His administration on Tuesday also announced that it was pausing all immigration applications, such as requests for green cards or naturalization, for people from 19 countries, including Somalia, that were banned from travel earlier this year, as part of sweeping immigration changes in the wake of a shooting of two US National Guard members.
St Paul Mayor Melvin Carter, center, speaks to reporters, as Minneapolis Mayor Jacob Frey, left, and Minneapolis City Council Member Jamal Osman look on during a news conference in Minneapolis, Minnesota, on Tuesday.
Photo: Reuters
The Minnesota enforcement operation could begin in the coming days and is expected to focus on the Minneapolis–St Paul area and people with final orders of deportation, the person said.
Teams of immigration agents would spread across the Twin Cities in what the person described as a directed, high-priority sweep, although the plans remain subject to change.
The prospect of a crackdown is likely to deepen tensions in Minnesota — home to the nation’s largest Somalian community.

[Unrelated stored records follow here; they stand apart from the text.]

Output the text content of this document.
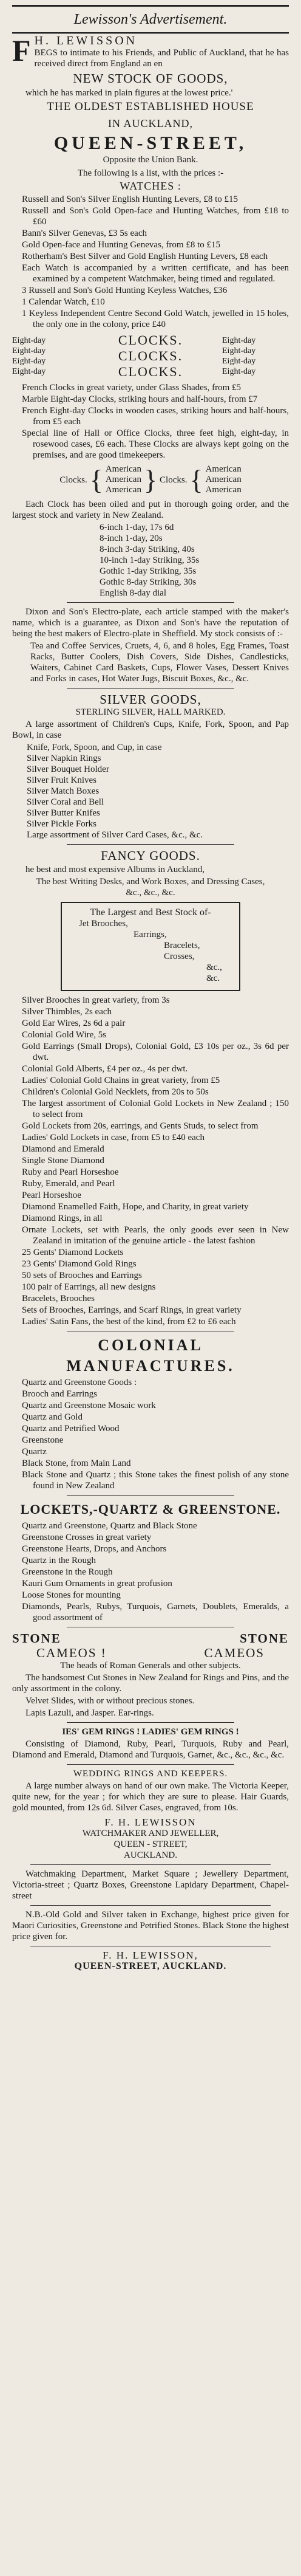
Lewisson's Advertisement.
F H. LEWISSON
BEGS to intimate to his Friends, and Public of Auckland, that he has received direct from England an en
NEW STOCK OF GOODS,
which he has marked in plain figures at the lowest price.'
THE OLDEST ESTABLISHED HOUSE
IN AUCKLAND,
QUEEN-STREET,
Opposite the Union Bank.
The following is a list, with the prices :-
WATCHES :
Russell and Son's Silver English Hunting Levers, £8 to £15
Russell and Son's Gold Open-face and Hunting Watches, from £18 to £60
Bann's Silver Genevas, £3 5s each
Gold Open-face and Hunting Genevas, from £8 to £15
Rotherham's Best Silver and Gold English Hunting Levers, £8 each
Each Watch is accompanied by a written certificate, and has been examined by a competent Watchmaker, being timed and regulated.
3 Russell and Son's Gold Hunting Keyless Watches, £36
1 Calendar Watch, £10
1 Keyless Independent Centre Second Gold Watch, jewelled in 15 holes, the only one in the colony, price £40
Eight-day
Eight-day
Eight-day
Eight-day
CLOCKS.
CLOCKS.
CLOCKS.
Eight-day
Eight-day
Eight-day
Eight-day
French Clocks in great variety, under Glass Shades, from £5
Marble Eight-day Clocks, striking hours and half-hours, from £7
French Eight-day Clocks in wooden cases, striking hours and half-hours, from £5 each
Special line of Hall or Office Clocks, three feet high, eight-day, in rosewood cases, £6 each. These Clocks are always kept going on the premises, and are good timekeepers.
Clocks. { American
American
American } Clocks. { American
American
American
Each Clock has been oiled and put in thorough going order, and the largest stock and variety in New Zealand.
6-inch 1-day, 17s 6d
8-inch 1-day, 20s
8-inch 3-day Striking, 40s
10-inch 1-day Striking, 35s
Gothic 1-day Striking, 35s
Gothic 8-day Striking, 30s
English 8-day dial
Dixon and Son's Electro-plate, each article stamped with the maker's name, which is a guarantee, as Dixon and Son's have the reputation of being the best makers of Electro-plate in Sheffield. My stock consists of :-
Tea and Coffee Services, Cruets, 4, 6, and 8 holes, Egg Frames, Toast Racks, Butter Coolers, Dish Covers, Side Dishes, Candlesticks, Waiters, Cabinet Card Baskets, Cups, Flower Vases, Dessert Knives and Forks in cases, Hot Water Jugs, Biscuit Boxes, &c., &c.
SILVER GOODS,
STERLING SILVER, HALL MARKED.
A large assortment of Children's Cups, Knife, Fork, Spoon, and Pap Bowl, in case
Knife, Fork, Spoon, and Cup, in case
Silver Napkin Rings
Silver Bouquet Holder
Silver Fruit Knives
Silver Match Boxes
Silver Coral and Bell
Silver Butter Knifes
Silver Pickle Forks
Large assortment of Silver Card Cases, &c., &c.
FANCY GOODS.
he best and most expensive Albums in Auckland,
The best Writing Desks, and Work Boxes, and Dressing Cases, &c., &c., &c.
The Largest and Best Stock of-
Jet Brooches,
Earrings,
Bracelets,
Crosses,
&c., &c.
Silver Brooches in great variety, from 3s
Silver Thimbles, 2s each
Gold Ear Wires, 2s 6d a pair
Colonial Gold Wire, 5s
Gold Earrings (Small Drops), Colonial Gold, £3 10s per oz., 3s 6d per dwt.
Colonial Gold Alberts, £4 per oz., 4s per dwt.
Ladies' Colonial Gold Chains in great variety, from £5
Children's Colonial Gold Necklets, from 20s to 50s
The largest assortment of Colonial Gold Lockets in New Zealand ; 150 to select from
Gold Lockets from 20s, earrings, and Gents Studs, to select from
Ladies' Gold Lockets in case, from £5 to £40 each
Diamond and Emerald
Single Stone Diamond
Ruby and Pearl Horseshoe
Ruby, Emerald, and Pearl
Pearl Horseshoe
Diamond Enamelled Faith, Hope, and Charity, in great variety
Diamond Rings, in all
Ornate Lockets, set with Pearls, the only goods ever seen in New Zealand in imitation of the genuine article - the latest fashion
25 Gents' Diamond Lockets
23 Gents' Diamond Gold Rings
50 sets of Brooches and Earrings
100 pair of Earrings, all new designs
Bracelets, Brooches
Sets of Brooches, Earrings, and Scarf Rings, in great variety
Ladies' Satin Fans, the best of the kind, from £2 to £6 each
COLONIAL MANUFACTURES.
Quartz and Greenstone Goods :
Brooch and Earrings
Quartz and Greenstone Mosaic work
Quartz and Gold
Quartz and Petrified Wood
Greenstone
Quartz
Black Stone, from Main Land
Black Stone and Quartz ; this Stone takes the finest polish of any stone found in New Zealand
LOCKETS,-QUARTZ & GREENSTONE.
Quartz and Greenstone, Quartz and Black Stone
Greenstone Crosses in great variety
Greenstone Hearts, Drops, and Anchors
Quartz in the Rough
Greenstone in the Rough
Kauri Gum Ornaments in great profusion
Loose Stones for mounting
Diamonds, Pearls, Rubys, Turquois, Garnets, Doublets, Emeralds, a good assortment of
STONE	STONE
CAMEOS !	CAMEOS
The heads of Roman Generals and other subjects.
The handsomest Cut Stones in New Zealand for Rings and Pins, and the only assortment in the colony.
Velvet Slides, with or without precious stones.
Lapis Lazuli, and Jasper. Ear-rings.
IES' GEM RINGS ! LADIES' GEM RINGS !
Consisting of Diamond, Ruby, Pearl, Turquois, Ruby and Pearl, Diamond and Emerald, Diamond and Turquois, Garnet, &c., &c., &c., &c.
WEDDING RINGS AND KEEPERS.
A large number always on hand of our own make. The Victoria Keeper, quite new, for the year ; for which they are sure to please. Hair Guards, gold mounted, from 12s 6d. Silver Cases, engraved, from 10s.
F. H. LEWISSON
WATCHMAKER AND JEWELLER,
QUEEN - STREET,
AUCKLAND.
Watchmaking Department, Market Square ; Jewellery Department, Victoria-street ; Quartz Boxes, Greenstone Lapidary Department, Chapel-street
N.B.-Old Gold and Silver taken in Exchange, highest price given for Maori Curiosities, Greenstone and Petrified Stones. Black Stone the highest price given for.
F. H. LEWISSON,
QUEEN-STREET, AUCKLAND.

They have been coming since the 1990s, fleeing their country’s long civil war and drawn by Minnesota’s generous social programs.
An estimated 260,000 people of Somalian descent were living in the US last year, according to the US Census Bureau’s annual American Community Survey.
The largest population is in the Minneapolis area, home to about 84,000 residents, most of whom are US citizens. Ohio, Washington and California also have significant populations.
Trump has become increasingly focused on Somalians living in the US, saying they “have caused a lot of trouble.”
Community leaders said Trump has inflamed tensions and revived fears of profiling.
The president said during a Cabinet meeting on Tuesday that Somalian immigrants are too reliant on the US social safety net and add little.
“I don’t want them in our country,” he said. “Their country is no good for a reason.”
Minneapolis Mayor Jacob Frey pushed back against Trump’s depiction of Somalians, saying it “violates the moral fabric of what we stand by in this country as Americans.”
“They have started businesses and created jobs. They have added to the cultural fabric of what Minneapolis is,” Frey said.
The mayor vowed that the city’s police officers, many of whom are Somalian, would not work with any federal agents doing immigration enforcement, saying “it’s not their job.”
Trump also renewed his criticism of US Representative Ilhan Omar, a Minnesota Democrat who emigrated from Somalia in 1995 as a child.
“We can go one way or the other, and we’re going to go the wrong way, if we keep taking in garbage into our country,” Trump said. “Ilhan Omar is garbage. She’s garbage. Her friends are garbage.”
On Tuesday, Omar punched back at Trump on social media, saying: “His obsession with me is creepy. I hope he gets the help he desperately needs.”
Meanwhile, the Trump administration said it would be up to US Citizenship and Immigration Services to determine when to lift its pause on immigration applications.
The administration in June banned travel to the US by citizens of 12 countries and restricted access for those from seven others, citing national security concerns.
The ban applied to citizens of Afghanistan, Myanmar, Chad, the Republic of the Congo, Equatorial Guinea, Eritrea, Haiti, Iran, Libya, Somalia, Sudan and Yemen, while the restricted access applied to people from Burundi, Cuba, Laos, Sierra Leone, Togo, Turkmenistan and Venezuela.